Limitations & Future Work¶
- Data Dependency: The performance relies on the massive 15M image dataset; non-fusion paradigms are more sensitive to data quality than fusion-based ones.
- Dependency on Proposal Quality: The accuracy of WeDetect-Ref is capped by the recall of WeDetect-Uni.
- Benchmark for Object Retrieval: Lacks a unified baseline; currently relies on ad-hoc modifications of COCO/LVIS.
Related Work & Insights¶
- vs Grounding-DINO / GLIP: WeDetect achieves higher accuracy (on LVIS) while being 3–6× faster by removing fusion, proving fusion isn't mandatory for SOTA OVD.
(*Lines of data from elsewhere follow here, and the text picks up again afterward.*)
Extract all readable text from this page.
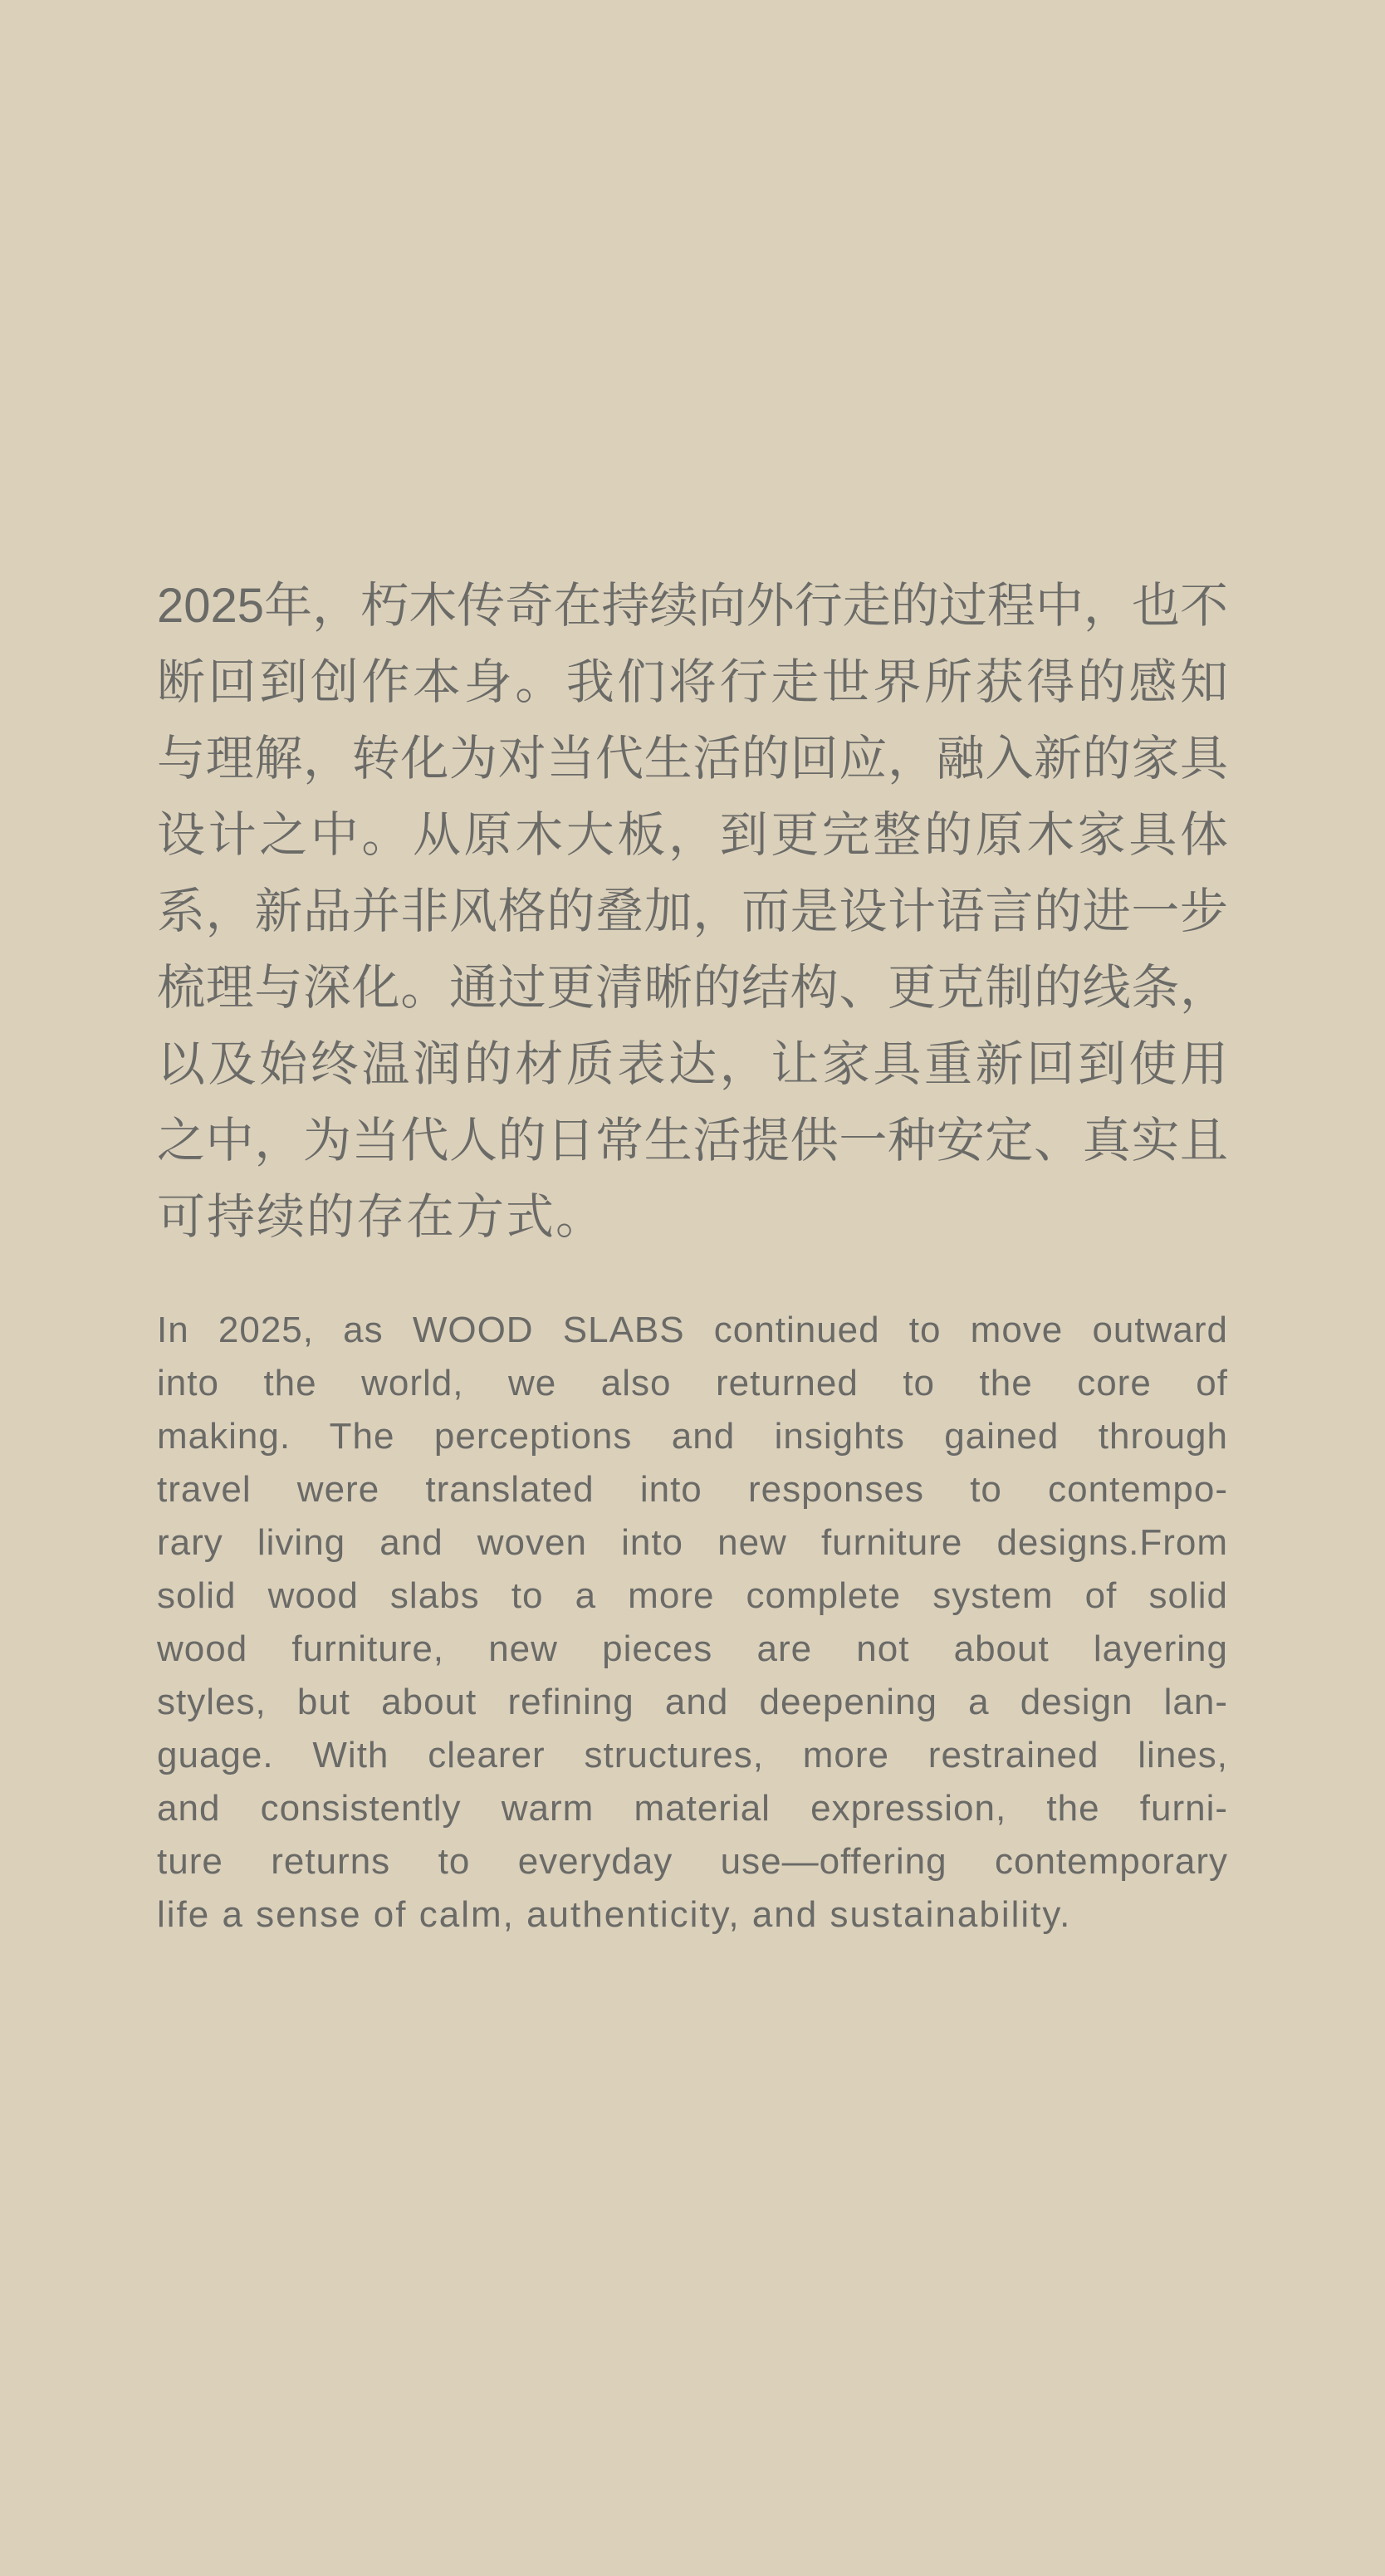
2025年，朽木传奇在持续向外行走的过程中，也不
断回到创作本身。我们将行走世界所获得的感知
与理解，转化为对当代生活的回应，融入新的家具
设计之中。从原木大板，到更完整的原木家具体
系，新品并非风格的叠加，而是设计语言的进一步
梳理与深化。通过更清晰的结构、更克制的线条，
以及始终温润的材质表达，让家具重新回到使用
之中，为当代人的日常生活提供一种安定、真实且
可持续的存在方式。
In 2025, as WOOD SLABS continued to move outward
into the world, we also returned to the core of
making. The perceptions and insights gained through
travel were translated into responses to contempo-
rary living and woven into new furniture designs.From
solid wood slabs to a more complete system of solid
wood furniture, new pieces are not about layering
styles, but about refining and deepening a design lan-
guage. With clearer structures, more restrained lines,
and consistently warm material expression, the furni-
ture returns to everyday use—offering contemporary
life a sense of calm, authenticity, and sustainability.
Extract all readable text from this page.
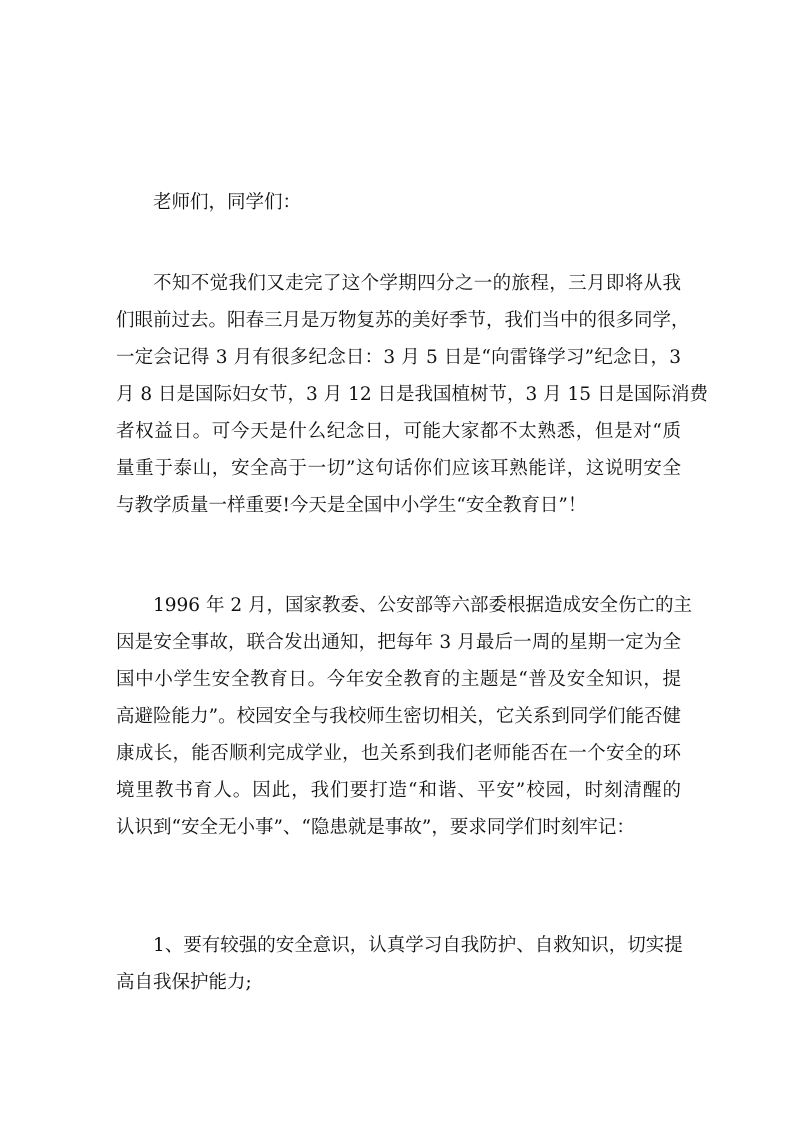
老师们，同学们：
不知不觉我们又走完了这个学期四分之一的旅程，三月即将从我
们眼前过去。阳春三月是万物复苏的美好季节，我们当中的很多同学，
一定会记得 3 月有很多纪念日：3 月 5 日是“向雷锋学习”纪念日，3
月 8 日是国际妇女节，3 月 12 日是我国植树节，3 月 15 日是国际消费
者权益日。可今天是什么纪念日，可能大家都不太熟悉，但是对“质
量重于泰山，安全高于一切”这句话你们应该耳熟能详，这说明安全
与教学质量一样重要!今天是全国中小学生“安全教育日”！
1996 年 2 月，国家教委、公安部等六部委根据造成安全伤亡的主
因是安全事故，联合发出通知，把每年 3 月最后一周的星期一定为全
国中小学生安全教育日。今年安全教育的主题是“普及安全知识，提
高避险能力”。校园安全与我校师生密切相关，它关系到同学们能否健
康成长，能否顺利完成学业，也关系到我们老师能否在一个安全的环
境里教书育人。因此，我们要打造“和谐、平安”校园，时刻清醒的
认识到“安全无小事”、“隐患就是事故”，要求同学们时刻牢记：
1、要有较强的安全意识，认真学习自我防护、自救知识，切实提
高自我保护能力;
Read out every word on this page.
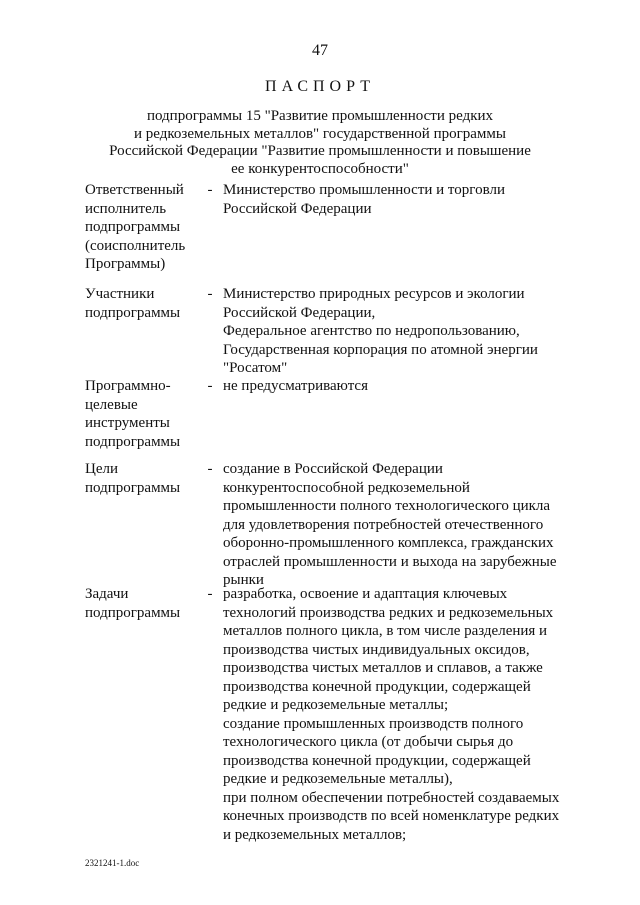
47
ПАСПОРТ
подпрограммы 15 "Развитие промышленности редких
и редкоземельных металлов" государственной программы
Российской Федерации "Развитие промышленности и повышение
ее конкурентоспособности"
Ответственный
исполнитель
подпрограммы
(соисполнитель
Программы)
- Министерство промышленности и торговли
Российской Федерации
Участники
подпрограммы
- Министерство природных ресурсов и экологии
Российской Федерации,
Федеральное агентство по недропользованию,
Государственная корпорация по атомной энергии
"Росатом"
Программно-
целевые
инструменты
подпрограммы
- не предусматриваются
Цели
подпрограммы
- создание в Российской Федерации
конкурентоспособной редкоземельной
промышленности полного технологического цикла
для удовлетворения потребностей отечественного
оборонно-промышленного комплекса, гражданских
отраслей промышленности и выхода на зарубежные
рынки
Задачи
подпрограммы
- разработка, освоение и адаптация ключевых
технологий производства редких и редкоземельных
металлов полного цикла, в том числе разделения и
производства чистых индивидуальных оксидов,
производства чистых металлов и сплавов, а также
производства конечной продукции, содержащей
редкие и редкоземельные металлы;
создание промышленных производств полного
технологического цикла (от добычи сырья до
производства конечной продукции, содержащей
редкие и редкоземельные металлы),
при полном обеспечении потребностей создаваемых
конечных производств по всей номенклатуре редких
и редкоземельных металлов;
2321241-1.doc
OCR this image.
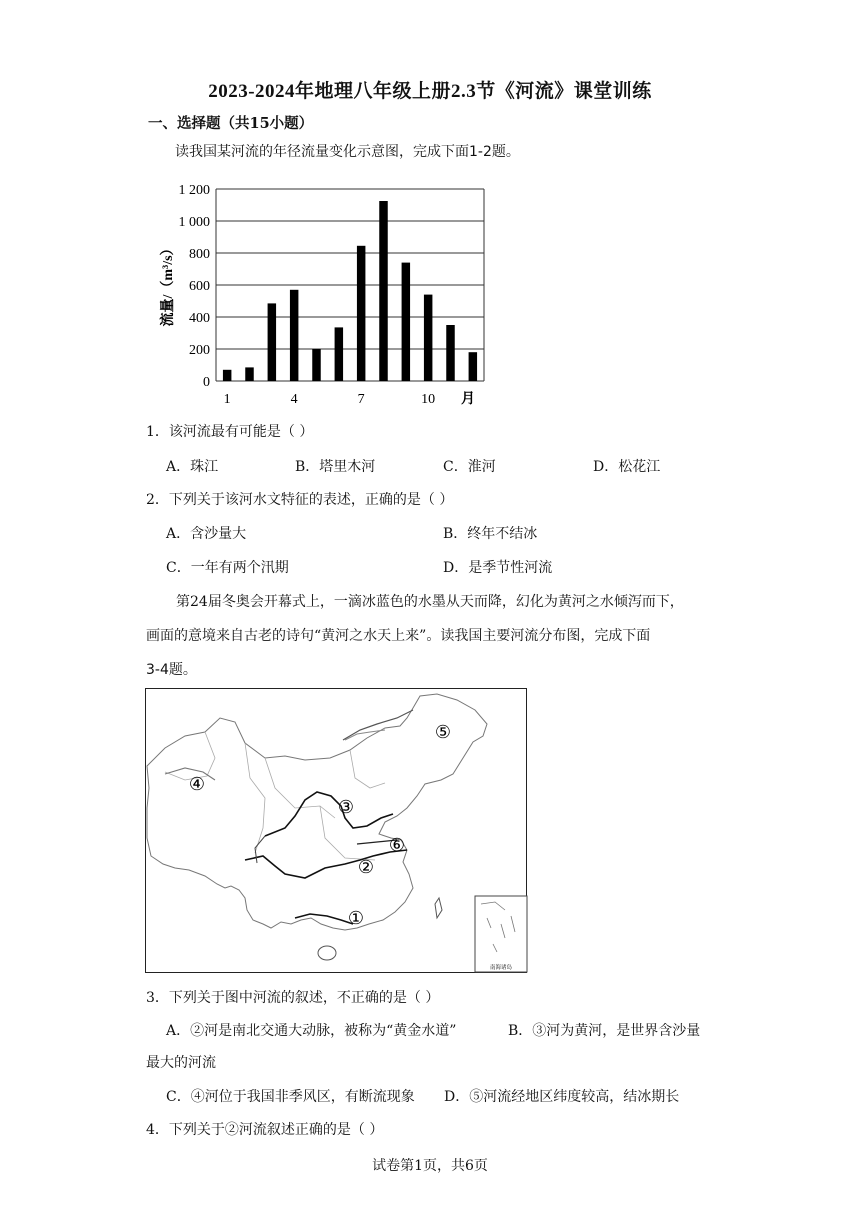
2023-2024年地理八年级上册2.3节《河流》课堂训练
一、选择题（共15小题）
读我国某河流的年径流量变化示意图，完成下面1-2题。
0
200
400
600
800
1 000
1 200
1	4	7	10 月
流量/（m³/s）
1．该河流最有可能是（ ）
A．珠江	B．塔里木河	C．淮河	D．松花江
2．下列关于该河水文特征的表述，正确的是（ ）
A．含沙量大	B．终年不结冰
C．一年有两个汛期	D．是季节性河流
第24届冬奥会开幕式上，一滴冰蓝色的水墨从天而降，幻化为黄河之水倾泻而下，
画面的意境来自古老的诗句“黄河之水天上来”。读我国主要河流分布图，完成下面
3-4题。
⑤
④
③
⑥
②
①
南海诸岛
3．下列关于图中河流的叙述，不正确的是（ ）
A．②河是南北交通大动脉，被称为“黄金水道”	B．③河为黄河，是世界含沙量
最大的河流
C．④河位于我国非季风区，有断流现象 D．⑤河流经地区纬度较高，结冰期长
4．下列关于②河流叙述正确的是（ ）
试卷第1页，共6页
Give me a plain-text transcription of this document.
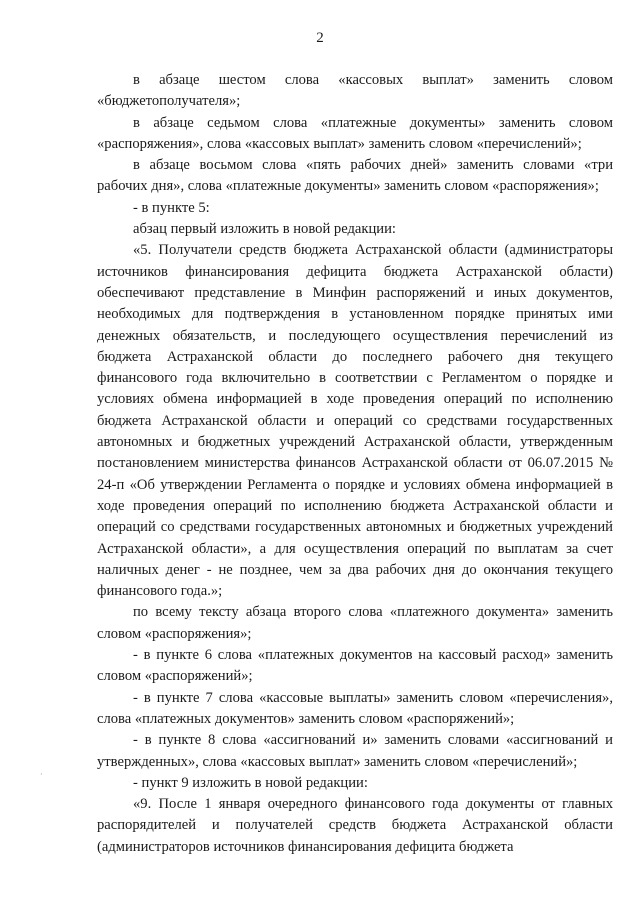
2
·

в абзаце шестом слова «кассовых выплат» заменить словом «бюджетополучателя»;

в абзаце седьмом слова «платежные документы» заменить словом «распоряжения», слова «кассовых выплат» заменить словом «перечислений»;

в абзаце восьмом слова «пять рабочих дней» заменить словами «три рабочих дня», слова «платежные документы» заменить словом «распоряжения»;

- в пункте 5:

абзац первый изложить в новой редакции:

«5. Получатели средств бюджета Астраханской области (администраторы источников финансирования дефицита бюджета Астраханской области) обеспечивают представление в Минфин распоряжений и иных документов, необходимых для подтверждения в установленном порядке принятых ими денежных обязательств, и последующего осуществления перечислений из бюджета Астраханской области до последнего рабочего дня текущего финансового года включительно в соответствии с Регламентом о порядке и условиях обмена информацией в ходе проведения операций по исполнению бюджета Астраханской области и операций со средствами государственных автономных и бюджетных учреждений Астраханской области, утвержденным постановлением министерства финансов Астраханской области от 06.07.2015 № 24-п «Об утверждении Регламента о порядке и условиях обмена информацией в ходе проведения операций по исполнению бюджета Астраханской области и операций со средствами государственных автономных и бюджетных учреждений Астраханской области», а для осуществления операций по выплатам за счет наличных денег - не позднее, чем за два рабочих дня до окончания текущего финансового года.»;

по всему тексту абзаца второго слова «платежного документа» заменить словом «распоряжения»;

- в пункте 6 слова «платежных документов на кассовый расход» заменить словом «распоряжений»;

- в пункте 7 слова «кассовые выплаты» заменить словом «перечисления», слова «платежных документов» заменить словом «распоряжений»;

- в пункте 8 слова «ассигнований и» заменить словами «ассигнований и утвержденных», слова «кассовых выплат» заменить словом «перечислений»;

- пункт 9 изложить в новой редакции:

«9. После 1 января очередного финансового года документы от главных распорядителей и получателей средств бюджета Астраханской области (администраторов источников финансирования дефицита бюджета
- vs YOLO-World: Shares the non-fusion/contrastive approach, but WeDetect pushes performance further through the ConvNeXt CLIP pre-training and specialized data engine.
- vs CLIP: WeDetect-Uni complements image-level retrieval by focusing on local, small object semantics where global vectors fail.
Rating¶
- Novelty: ⭐⭐⭐⭐⭐ (Unifying 4 tasks under retrieval; LLM-as-classifier for REC).
- Experimental Thoroughness: ⭐⭐⭐⭐⭐ (15 benchmarks, speed/accuracy trade-offs, extensive ablation).
- Writing Quality: ⭐⭐⭐⭐ (Clear structure and logic).
- Value: ⭐⭐⭐⭐⭐ (Real-time SOTA, reusable features, open-source code for deployment).